Armin Laschet hat neben sehr respektablen und respektierten Akteuren auch etwas Anderes präsentiert, nämlich wie modern die CDU sein kann.

Haben die Grünen einen Schwarzen in der ersten Reihe? Eine Karin Prien mag der breiten Öffentlichkeit unbekannt sein, ist aber beispielsweise auch Vorsitzende des Jüdischen Forums. Barbara Klepsch ist eine „echte“ Ostdeutsche, während sich in anderen Parteien Zugezogene ein wenig anbiedernd so bezeichnen. Friedrich Merz ist der mit der klaren Kante.

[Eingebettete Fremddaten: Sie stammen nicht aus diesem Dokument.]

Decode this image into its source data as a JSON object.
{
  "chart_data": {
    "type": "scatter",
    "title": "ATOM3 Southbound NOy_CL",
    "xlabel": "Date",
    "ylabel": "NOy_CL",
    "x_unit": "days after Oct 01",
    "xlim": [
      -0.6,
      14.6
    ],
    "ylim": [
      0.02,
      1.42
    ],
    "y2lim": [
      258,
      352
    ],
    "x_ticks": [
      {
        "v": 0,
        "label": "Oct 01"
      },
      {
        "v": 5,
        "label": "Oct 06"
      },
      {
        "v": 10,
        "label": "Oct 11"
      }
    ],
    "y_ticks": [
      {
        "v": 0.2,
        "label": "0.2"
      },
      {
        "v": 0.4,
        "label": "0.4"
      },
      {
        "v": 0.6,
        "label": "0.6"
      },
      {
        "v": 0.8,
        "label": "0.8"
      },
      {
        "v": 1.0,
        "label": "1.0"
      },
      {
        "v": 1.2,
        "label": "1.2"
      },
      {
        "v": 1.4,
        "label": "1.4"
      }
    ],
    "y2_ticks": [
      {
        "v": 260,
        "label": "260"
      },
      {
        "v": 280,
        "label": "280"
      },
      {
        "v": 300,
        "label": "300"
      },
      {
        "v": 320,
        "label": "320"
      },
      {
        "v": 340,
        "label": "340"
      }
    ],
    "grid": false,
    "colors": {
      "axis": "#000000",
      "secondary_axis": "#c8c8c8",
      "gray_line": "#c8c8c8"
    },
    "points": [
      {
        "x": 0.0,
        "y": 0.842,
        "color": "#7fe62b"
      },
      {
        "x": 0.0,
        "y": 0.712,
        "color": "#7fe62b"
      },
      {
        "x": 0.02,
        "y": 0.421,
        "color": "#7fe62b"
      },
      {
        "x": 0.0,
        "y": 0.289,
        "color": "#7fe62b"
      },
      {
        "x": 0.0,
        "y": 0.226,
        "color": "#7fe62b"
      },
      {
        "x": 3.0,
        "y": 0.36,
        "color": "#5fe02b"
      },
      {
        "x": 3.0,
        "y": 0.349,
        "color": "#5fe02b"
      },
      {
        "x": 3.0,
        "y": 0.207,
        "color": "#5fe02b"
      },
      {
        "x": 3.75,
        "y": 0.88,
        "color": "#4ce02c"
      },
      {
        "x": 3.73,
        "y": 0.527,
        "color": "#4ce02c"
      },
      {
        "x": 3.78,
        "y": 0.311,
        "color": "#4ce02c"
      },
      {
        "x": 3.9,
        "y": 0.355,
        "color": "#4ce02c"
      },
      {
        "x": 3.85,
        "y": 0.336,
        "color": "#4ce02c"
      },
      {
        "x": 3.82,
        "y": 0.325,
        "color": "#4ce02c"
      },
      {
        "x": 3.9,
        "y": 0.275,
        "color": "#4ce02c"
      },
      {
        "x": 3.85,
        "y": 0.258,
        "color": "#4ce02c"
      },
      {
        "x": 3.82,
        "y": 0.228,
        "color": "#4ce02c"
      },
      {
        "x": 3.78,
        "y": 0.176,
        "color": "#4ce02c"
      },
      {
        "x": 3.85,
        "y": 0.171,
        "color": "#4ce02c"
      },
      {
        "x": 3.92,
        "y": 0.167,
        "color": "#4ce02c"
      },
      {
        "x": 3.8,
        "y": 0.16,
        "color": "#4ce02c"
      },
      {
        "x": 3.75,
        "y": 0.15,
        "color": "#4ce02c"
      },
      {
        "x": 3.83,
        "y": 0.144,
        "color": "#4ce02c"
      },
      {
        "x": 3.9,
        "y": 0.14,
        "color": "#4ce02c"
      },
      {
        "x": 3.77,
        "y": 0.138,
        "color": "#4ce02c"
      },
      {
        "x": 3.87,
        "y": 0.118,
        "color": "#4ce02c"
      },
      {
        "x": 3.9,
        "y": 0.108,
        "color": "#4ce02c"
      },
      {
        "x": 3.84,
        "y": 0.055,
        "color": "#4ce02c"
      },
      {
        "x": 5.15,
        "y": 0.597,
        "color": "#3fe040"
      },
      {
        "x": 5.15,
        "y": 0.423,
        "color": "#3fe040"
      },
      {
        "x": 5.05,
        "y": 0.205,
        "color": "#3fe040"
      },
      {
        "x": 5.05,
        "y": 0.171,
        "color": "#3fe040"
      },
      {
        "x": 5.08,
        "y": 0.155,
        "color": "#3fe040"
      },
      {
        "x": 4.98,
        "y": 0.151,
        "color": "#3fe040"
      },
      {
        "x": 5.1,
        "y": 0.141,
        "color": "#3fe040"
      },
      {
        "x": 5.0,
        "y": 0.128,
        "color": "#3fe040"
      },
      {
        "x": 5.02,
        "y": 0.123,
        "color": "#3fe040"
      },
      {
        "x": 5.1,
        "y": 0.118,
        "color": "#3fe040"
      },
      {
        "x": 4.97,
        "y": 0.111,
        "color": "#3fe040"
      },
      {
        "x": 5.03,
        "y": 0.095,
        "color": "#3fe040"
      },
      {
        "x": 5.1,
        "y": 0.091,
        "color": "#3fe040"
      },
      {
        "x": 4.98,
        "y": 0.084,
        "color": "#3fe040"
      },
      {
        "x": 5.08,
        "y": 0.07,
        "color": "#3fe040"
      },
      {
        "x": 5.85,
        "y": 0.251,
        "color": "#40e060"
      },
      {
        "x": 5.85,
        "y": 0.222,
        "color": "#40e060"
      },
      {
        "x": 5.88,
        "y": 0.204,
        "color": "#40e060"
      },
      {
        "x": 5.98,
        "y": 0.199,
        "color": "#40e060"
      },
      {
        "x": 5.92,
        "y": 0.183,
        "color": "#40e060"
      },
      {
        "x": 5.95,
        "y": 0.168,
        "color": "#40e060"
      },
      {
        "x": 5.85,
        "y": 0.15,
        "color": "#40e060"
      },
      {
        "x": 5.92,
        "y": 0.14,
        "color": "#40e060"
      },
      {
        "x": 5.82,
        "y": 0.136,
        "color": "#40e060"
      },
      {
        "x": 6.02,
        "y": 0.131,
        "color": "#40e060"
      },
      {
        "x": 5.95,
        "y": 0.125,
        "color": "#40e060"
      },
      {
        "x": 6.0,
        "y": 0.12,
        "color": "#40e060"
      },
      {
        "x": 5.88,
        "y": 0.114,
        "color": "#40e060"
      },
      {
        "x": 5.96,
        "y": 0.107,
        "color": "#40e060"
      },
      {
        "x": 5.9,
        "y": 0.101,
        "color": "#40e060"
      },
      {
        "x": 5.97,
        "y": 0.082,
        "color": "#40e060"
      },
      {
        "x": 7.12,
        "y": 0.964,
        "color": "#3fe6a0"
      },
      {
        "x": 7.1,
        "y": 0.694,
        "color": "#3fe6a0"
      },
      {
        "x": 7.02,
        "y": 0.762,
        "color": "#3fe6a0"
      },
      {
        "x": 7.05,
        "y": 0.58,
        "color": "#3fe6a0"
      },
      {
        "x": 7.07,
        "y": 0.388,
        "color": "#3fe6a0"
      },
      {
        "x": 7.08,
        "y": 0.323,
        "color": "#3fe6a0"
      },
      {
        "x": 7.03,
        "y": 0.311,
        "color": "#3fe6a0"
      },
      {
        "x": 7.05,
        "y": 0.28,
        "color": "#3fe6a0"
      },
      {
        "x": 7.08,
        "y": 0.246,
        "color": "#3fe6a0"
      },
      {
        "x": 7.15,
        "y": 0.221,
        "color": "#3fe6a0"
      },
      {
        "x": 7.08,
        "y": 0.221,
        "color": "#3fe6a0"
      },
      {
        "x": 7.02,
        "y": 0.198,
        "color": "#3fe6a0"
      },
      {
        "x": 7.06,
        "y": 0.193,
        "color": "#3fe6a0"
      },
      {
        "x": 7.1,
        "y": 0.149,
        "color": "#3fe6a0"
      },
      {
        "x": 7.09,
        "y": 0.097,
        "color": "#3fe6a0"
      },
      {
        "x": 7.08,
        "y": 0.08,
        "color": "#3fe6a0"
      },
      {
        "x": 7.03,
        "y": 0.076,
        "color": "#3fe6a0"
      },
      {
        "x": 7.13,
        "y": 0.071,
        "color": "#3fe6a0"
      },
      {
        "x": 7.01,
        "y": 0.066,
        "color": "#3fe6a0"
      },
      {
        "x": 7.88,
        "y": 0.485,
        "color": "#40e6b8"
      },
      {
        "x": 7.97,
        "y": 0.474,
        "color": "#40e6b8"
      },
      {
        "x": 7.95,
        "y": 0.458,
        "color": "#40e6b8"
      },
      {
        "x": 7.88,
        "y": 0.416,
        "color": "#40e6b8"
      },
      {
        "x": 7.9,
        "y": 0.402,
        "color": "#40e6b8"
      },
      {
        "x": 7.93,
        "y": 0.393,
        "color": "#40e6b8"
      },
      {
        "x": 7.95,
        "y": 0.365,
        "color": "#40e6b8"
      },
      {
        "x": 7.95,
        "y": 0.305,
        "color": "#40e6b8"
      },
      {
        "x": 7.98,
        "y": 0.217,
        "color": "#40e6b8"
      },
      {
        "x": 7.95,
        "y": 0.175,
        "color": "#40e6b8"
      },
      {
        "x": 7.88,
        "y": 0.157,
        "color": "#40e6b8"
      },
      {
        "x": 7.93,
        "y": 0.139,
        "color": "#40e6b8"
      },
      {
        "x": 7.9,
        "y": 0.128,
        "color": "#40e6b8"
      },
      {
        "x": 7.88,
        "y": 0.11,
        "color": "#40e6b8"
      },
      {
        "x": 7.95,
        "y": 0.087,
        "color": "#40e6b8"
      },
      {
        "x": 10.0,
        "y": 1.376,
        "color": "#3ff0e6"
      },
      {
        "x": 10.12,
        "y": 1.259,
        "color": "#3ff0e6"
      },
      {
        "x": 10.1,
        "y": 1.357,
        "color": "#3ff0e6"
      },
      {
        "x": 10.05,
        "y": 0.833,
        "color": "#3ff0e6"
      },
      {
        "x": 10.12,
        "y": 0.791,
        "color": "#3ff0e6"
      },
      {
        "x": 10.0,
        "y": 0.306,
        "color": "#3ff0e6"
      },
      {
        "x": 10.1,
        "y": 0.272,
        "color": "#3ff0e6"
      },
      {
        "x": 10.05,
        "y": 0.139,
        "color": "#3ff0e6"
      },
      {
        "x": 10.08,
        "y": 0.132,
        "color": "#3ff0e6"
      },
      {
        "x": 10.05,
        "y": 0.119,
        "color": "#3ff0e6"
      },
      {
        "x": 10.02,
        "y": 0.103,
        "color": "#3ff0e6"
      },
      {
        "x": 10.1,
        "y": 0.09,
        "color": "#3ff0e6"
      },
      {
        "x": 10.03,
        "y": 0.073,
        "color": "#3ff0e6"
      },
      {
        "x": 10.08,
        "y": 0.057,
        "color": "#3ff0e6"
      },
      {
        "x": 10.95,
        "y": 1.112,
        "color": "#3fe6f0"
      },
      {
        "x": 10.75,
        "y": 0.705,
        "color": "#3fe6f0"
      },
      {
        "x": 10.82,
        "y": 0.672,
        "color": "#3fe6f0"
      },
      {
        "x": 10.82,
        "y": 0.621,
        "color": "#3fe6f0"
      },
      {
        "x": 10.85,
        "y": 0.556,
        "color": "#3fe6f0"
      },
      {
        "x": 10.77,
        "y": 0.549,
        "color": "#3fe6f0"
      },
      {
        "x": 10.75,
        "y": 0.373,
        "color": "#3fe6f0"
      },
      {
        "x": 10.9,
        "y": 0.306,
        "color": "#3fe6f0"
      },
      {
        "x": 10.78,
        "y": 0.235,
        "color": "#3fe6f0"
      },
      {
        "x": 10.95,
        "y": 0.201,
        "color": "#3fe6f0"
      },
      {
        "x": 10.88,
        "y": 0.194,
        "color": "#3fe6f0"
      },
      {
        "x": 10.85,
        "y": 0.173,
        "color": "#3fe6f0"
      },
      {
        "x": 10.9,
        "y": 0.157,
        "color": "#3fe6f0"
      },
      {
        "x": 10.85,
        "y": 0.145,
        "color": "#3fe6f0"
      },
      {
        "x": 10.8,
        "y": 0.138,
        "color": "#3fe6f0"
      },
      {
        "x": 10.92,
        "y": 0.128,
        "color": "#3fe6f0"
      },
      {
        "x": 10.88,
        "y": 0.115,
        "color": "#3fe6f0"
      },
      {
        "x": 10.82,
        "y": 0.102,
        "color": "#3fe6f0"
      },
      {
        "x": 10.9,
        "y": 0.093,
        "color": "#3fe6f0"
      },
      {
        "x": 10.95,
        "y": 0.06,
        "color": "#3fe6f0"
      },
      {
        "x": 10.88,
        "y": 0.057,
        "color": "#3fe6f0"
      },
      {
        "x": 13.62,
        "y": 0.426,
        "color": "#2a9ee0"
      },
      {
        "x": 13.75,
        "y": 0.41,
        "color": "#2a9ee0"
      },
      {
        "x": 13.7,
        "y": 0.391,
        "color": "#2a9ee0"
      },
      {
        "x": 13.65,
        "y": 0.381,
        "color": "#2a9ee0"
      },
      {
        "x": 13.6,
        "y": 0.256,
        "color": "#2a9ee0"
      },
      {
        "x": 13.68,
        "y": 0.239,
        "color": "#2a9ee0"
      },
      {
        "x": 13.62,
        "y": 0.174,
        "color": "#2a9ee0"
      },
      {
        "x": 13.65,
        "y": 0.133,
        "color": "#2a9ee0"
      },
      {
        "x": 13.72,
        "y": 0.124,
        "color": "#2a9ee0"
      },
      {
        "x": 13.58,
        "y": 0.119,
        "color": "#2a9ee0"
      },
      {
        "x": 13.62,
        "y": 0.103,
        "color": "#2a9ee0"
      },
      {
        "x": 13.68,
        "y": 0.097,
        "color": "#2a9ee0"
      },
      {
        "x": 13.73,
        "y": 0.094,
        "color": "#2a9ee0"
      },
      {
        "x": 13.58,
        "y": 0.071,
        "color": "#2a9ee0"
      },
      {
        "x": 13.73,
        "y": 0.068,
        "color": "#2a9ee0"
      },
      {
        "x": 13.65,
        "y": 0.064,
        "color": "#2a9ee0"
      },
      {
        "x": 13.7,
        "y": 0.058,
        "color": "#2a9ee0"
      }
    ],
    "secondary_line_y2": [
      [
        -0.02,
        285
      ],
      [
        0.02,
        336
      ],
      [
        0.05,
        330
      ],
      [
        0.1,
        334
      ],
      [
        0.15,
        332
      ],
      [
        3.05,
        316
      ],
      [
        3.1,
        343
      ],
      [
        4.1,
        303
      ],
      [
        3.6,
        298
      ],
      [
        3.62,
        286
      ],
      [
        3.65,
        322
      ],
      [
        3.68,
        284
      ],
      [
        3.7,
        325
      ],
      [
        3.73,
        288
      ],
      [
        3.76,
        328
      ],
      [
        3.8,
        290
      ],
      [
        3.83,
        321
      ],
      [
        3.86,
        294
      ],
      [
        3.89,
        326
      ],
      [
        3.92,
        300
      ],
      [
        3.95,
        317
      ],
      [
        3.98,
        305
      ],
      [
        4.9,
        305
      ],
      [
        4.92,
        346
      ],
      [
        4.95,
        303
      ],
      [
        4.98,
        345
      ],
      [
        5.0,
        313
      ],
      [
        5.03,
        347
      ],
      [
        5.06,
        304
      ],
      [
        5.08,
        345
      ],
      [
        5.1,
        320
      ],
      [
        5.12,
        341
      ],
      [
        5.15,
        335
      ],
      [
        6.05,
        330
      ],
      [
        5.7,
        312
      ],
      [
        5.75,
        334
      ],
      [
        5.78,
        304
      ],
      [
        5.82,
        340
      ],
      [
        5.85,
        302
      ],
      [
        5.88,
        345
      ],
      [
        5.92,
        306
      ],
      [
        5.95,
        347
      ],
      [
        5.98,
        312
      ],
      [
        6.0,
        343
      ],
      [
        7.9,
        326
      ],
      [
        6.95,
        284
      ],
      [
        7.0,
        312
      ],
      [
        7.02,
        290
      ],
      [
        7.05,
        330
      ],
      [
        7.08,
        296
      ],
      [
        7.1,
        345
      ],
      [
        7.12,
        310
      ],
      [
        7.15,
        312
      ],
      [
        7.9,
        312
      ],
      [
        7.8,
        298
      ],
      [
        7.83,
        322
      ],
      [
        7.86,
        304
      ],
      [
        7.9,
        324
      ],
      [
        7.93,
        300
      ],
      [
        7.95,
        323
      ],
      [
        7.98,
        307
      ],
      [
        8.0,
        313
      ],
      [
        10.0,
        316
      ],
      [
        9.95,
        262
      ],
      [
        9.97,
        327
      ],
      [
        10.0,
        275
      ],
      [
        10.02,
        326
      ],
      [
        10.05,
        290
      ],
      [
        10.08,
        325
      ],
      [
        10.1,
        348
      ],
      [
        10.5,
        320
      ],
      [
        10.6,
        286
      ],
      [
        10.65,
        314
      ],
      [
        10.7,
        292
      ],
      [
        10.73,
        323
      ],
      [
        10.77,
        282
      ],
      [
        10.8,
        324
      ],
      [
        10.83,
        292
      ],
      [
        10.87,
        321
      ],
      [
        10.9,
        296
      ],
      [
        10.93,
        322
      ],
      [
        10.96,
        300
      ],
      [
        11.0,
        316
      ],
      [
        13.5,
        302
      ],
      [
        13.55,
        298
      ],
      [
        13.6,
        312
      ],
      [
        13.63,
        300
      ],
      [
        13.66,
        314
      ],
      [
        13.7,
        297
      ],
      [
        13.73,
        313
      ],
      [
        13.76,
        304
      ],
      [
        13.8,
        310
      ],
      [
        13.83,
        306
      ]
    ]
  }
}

Die CSU ist mit einer modernen Frau vertreten. Mit Andreas Jung und Silvia Breher finden sich zwei kernpolitische Akteure aus der Mitte des Lebens, die nicht vielen bekannt, aber hoch geschätzt sind. Ähnliches gilt für den Wissenschaftler und Sicherheitsexperten Peter Neumann, der in London lehrt. Bereits seit einiger Zeit hat Laschet mit Tanit Koch eine erfahrene Journalistin an seiner Seite, ehemals der seriösere Part in der Chefredaktion der „Bild“.

Das Team zeigt, was jeder schon wissen konnte, der es wollte: Weder Laschet ist zu unterschätzen noch die CDU. Seht her, wir haben Experten, wir sind breit, wir sind sogar bunt. Der Kanzlerkandidat hat ein Tableau von frischen Personen vorgestellt, auf das andere Parteien neidisch sein können – und dem sie wenig entgegenzusetzen haben. Selbst die Grünen wirken an ihrer Spitze weniger divers, und wie alleine Olaf Scholz in der SPD dasteht, wird mit einmal umso deutlicher.